一回勧めただけじゃない。そもそも君、汚物を見るような目で私を見て、契約してないじゃない。』
『冗談は名前か手数料か信託報酬のどれかにしてくださいって、真顔で言われたこと、私今でも覚えてるんだから!』
『しかも新規受付終了してるし!』
兄は頷く。
『それなら良かったです。
毎月スケルトンダンスを踊る余力は無いので。』
『これくらい割り切った関係の方が俺は好きです。』
そう言って書類を書き始めた。
〇林さんは書類を確認しながら、
『はぁ……。』
とため息をつく。
『君が次期当主じゃなかったら、もっと気楽なんだけどねぇ。』
兄は何でもないことのように答えた。
『次期当主は亜衣に確定しましたよ。』
〇林さんは目を丸くした。
『え? 本当に?』
そして急に機嫌が良くなる。
『亜衣ちゃんかぁ。』
『私、ああいう子好きなのよね。』
嫌な予感がした。
『自分は賢いと思ってる。
だから自分より下だと思ってる相手には相談しない。』
『面倒だから細かい確認もしない。
でも本人はちゃんと考えてるつもり。』
〇林さんは楽しそうに続ける。
『多少違和感があっても、自分で解決しようとして抱え込みそうだし。
私も同じ高校卒業してるのよーって言ったら、すぐ懐いてくれそう。』
『可愛いじゃない。』
わたしは絶望した。
確かに次期当主の契りを交わした時も、何も確認しなかった。
否定できない。
悔しい…悔しいけど否定できない。
〇林さんは手帳を取り出した。
『そういえば、亜衣ちゃんって大怪我で入院してたんだっけ?もう一般病棟なんだよね?』
『年明けに挨拶へ行かなきゃ。』
やめろ。
本当にやめてくれ。
わたしは心の底からそう思った。
看護師さんと受付の人に、
「〇林さんは面会謝絶です」
ってお願いした方がいいかもしれない。
今のわたしでは分が悪すぎる。
しばらくして手続きが終わった。
〇林さんは笑顔で言う。
『はい、手続き完了!』
『定期預金は解約して、4550万円分は希望通り定期へ組み直しておいたから、残りは普通預金に移してあるわ。
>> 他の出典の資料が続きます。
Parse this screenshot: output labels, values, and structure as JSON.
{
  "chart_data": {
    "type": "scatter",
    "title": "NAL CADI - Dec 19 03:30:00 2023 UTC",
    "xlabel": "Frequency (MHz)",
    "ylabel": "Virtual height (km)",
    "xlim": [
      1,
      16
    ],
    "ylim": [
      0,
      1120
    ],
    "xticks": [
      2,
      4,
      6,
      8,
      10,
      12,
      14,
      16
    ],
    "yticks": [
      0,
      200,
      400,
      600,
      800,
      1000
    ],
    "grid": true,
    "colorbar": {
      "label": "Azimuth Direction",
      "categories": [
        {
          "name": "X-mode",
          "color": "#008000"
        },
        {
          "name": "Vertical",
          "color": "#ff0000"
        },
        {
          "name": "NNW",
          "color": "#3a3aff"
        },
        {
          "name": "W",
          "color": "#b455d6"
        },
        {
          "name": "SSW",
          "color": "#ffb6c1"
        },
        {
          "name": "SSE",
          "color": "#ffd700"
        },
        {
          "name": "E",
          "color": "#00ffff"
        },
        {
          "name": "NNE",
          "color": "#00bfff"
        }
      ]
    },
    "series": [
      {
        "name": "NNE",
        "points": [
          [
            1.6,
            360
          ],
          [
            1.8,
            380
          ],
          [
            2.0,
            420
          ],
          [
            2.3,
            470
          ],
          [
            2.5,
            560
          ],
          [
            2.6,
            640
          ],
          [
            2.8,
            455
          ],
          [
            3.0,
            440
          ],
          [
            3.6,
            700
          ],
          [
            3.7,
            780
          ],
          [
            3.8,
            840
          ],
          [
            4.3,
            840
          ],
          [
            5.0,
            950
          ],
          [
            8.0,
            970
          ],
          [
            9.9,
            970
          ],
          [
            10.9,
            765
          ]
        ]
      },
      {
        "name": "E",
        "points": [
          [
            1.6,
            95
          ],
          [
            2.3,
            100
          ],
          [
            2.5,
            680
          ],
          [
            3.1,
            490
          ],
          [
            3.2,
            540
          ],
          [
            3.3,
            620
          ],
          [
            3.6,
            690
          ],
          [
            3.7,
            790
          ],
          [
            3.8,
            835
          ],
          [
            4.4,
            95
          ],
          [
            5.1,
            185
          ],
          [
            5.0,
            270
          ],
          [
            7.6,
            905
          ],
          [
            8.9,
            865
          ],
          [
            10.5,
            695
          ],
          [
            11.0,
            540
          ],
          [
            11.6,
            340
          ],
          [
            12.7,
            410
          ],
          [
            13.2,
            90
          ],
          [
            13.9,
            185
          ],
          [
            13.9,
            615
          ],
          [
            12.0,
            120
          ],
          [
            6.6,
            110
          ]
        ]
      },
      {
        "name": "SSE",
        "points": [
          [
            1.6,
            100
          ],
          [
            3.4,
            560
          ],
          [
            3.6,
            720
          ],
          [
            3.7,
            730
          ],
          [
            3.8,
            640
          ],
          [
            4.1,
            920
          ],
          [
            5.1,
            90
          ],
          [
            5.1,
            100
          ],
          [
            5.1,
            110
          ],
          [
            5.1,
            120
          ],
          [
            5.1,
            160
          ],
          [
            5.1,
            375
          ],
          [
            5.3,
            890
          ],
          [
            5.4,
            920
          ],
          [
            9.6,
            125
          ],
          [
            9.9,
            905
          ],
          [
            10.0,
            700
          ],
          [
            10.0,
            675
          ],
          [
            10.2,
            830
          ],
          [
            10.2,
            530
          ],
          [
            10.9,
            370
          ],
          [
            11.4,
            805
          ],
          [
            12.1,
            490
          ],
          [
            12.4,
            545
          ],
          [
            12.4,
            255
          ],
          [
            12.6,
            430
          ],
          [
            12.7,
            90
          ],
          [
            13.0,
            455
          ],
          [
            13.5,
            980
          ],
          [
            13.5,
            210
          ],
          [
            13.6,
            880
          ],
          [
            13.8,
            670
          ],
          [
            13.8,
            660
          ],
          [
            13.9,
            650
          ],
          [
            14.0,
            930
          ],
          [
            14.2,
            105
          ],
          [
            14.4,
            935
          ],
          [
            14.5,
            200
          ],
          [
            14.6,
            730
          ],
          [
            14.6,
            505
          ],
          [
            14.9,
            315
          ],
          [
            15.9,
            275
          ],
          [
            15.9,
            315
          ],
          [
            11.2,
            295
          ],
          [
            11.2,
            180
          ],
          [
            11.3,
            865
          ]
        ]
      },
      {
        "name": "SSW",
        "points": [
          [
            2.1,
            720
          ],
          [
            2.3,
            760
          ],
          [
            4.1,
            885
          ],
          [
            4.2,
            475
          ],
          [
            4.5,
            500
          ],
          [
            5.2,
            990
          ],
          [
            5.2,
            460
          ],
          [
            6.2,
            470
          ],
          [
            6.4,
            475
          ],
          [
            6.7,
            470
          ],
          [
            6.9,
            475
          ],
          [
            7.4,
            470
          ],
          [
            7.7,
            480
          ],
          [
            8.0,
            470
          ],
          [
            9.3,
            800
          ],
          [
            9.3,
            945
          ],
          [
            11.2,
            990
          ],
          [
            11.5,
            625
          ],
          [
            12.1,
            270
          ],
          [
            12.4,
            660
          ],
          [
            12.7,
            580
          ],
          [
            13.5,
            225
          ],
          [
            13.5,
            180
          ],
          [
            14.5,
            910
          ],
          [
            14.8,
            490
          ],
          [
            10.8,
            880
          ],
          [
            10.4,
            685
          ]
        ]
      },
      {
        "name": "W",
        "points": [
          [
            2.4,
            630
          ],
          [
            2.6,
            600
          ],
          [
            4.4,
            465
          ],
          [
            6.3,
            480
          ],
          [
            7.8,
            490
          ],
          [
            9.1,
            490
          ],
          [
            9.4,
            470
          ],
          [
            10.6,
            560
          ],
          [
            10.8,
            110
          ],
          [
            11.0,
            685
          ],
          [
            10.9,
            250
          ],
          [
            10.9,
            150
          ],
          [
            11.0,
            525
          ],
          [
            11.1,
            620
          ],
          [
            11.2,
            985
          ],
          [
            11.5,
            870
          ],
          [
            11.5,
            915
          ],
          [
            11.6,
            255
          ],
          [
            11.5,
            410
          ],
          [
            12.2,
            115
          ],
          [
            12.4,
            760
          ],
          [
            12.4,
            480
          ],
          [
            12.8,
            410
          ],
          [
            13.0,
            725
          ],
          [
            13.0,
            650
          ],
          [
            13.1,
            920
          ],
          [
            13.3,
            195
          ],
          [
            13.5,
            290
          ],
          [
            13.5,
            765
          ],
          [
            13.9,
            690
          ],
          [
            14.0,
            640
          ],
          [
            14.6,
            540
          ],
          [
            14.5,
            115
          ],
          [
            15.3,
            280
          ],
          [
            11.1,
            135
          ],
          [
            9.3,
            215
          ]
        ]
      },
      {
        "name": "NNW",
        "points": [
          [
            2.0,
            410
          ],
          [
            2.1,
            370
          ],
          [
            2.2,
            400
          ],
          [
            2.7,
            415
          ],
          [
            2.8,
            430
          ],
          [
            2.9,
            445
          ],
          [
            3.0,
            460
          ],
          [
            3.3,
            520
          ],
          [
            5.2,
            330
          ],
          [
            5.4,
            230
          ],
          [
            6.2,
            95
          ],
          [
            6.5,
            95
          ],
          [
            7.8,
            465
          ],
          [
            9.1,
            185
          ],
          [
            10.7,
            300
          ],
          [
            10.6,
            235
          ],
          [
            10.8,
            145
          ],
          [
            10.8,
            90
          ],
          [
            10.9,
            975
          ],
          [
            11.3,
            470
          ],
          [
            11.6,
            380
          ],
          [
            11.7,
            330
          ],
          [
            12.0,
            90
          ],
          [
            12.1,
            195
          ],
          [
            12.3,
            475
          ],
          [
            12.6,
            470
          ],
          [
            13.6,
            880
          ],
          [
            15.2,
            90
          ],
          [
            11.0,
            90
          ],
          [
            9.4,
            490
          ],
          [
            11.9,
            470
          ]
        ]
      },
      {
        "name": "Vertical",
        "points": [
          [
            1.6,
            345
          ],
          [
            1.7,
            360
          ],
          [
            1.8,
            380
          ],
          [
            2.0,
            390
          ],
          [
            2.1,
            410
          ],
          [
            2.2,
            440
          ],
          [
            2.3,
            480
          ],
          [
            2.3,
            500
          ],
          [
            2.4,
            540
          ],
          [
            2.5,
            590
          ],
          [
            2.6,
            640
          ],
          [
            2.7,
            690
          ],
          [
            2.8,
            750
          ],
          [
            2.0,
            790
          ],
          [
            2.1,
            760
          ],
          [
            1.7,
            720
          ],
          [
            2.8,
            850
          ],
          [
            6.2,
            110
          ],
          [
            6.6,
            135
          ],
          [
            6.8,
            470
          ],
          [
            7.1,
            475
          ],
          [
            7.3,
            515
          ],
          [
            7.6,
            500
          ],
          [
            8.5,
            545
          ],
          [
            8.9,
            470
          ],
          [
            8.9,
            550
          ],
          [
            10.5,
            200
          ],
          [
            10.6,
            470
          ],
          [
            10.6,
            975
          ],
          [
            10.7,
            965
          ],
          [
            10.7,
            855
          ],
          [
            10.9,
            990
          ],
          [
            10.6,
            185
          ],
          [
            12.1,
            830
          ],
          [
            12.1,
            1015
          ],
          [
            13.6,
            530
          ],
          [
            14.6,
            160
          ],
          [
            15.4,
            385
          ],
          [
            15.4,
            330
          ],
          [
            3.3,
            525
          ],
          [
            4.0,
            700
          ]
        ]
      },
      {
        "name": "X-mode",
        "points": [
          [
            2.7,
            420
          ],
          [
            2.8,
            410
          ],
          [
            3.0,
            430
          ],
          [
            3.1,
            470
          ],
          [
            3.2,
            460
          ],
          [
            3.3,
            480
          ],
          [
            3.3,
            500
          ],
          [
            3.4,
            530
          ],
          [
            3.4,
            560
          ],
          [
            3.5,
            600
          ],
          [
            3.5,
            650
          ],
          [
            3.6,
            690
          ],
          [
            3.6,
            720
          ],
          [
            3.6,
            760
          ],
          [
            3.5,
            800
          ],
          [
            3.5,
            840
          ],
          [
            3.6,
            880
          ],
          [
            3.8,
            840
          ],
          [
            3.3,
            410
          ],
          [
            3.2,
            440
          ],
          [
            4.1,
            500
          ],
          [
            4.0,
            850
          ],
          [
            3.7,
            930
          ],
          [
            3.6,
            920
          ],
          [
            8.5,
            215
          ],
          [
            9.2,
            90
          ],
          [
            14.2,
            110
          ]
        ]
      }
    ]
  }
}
後はATMでお願いねー。』
兄は頷いた。
〇林さんは続ける。
『それと次回も窓口を利用する時は事前連絡ね。その時は、来ていいかまでちゃんと言うから。』
どうやら外回り中に呼び戻された件を、まだ根に持っているらしい。
兄は、
『わかりました。』
とだけ答えた。
銀行を出て車へ戻る。
しばらくして、まり姉が口を開いた。
『さあ、私もありちゃんも貯金額を教えたわよ!』
兄は即答する。
『金額は聞いてない。重さしか聞いてない。』
そう言って耳を塞いだ。
ありさは吹き出した。
さっきまで青ざめていたのに、すっかり元気を取り戻している。
わたしは兄を見ながら思った。
何だろう。
最近の兄は少し変だ。
まきとも。
陽子とも。
〇林さんとも。
完全に縁を切るわけじゃない。
でも以前より、少し距離を取ろうとしているように見える。
何か特定の人との関係だけを大切にして、それ以外は整理しようとしているような…?
そんな気がした。
もっとも。
〇林さんに関しては、距離を取るくらいで丁度いいのかもしれない。
油断したら、気付かないうちに色々契約させられそうだし。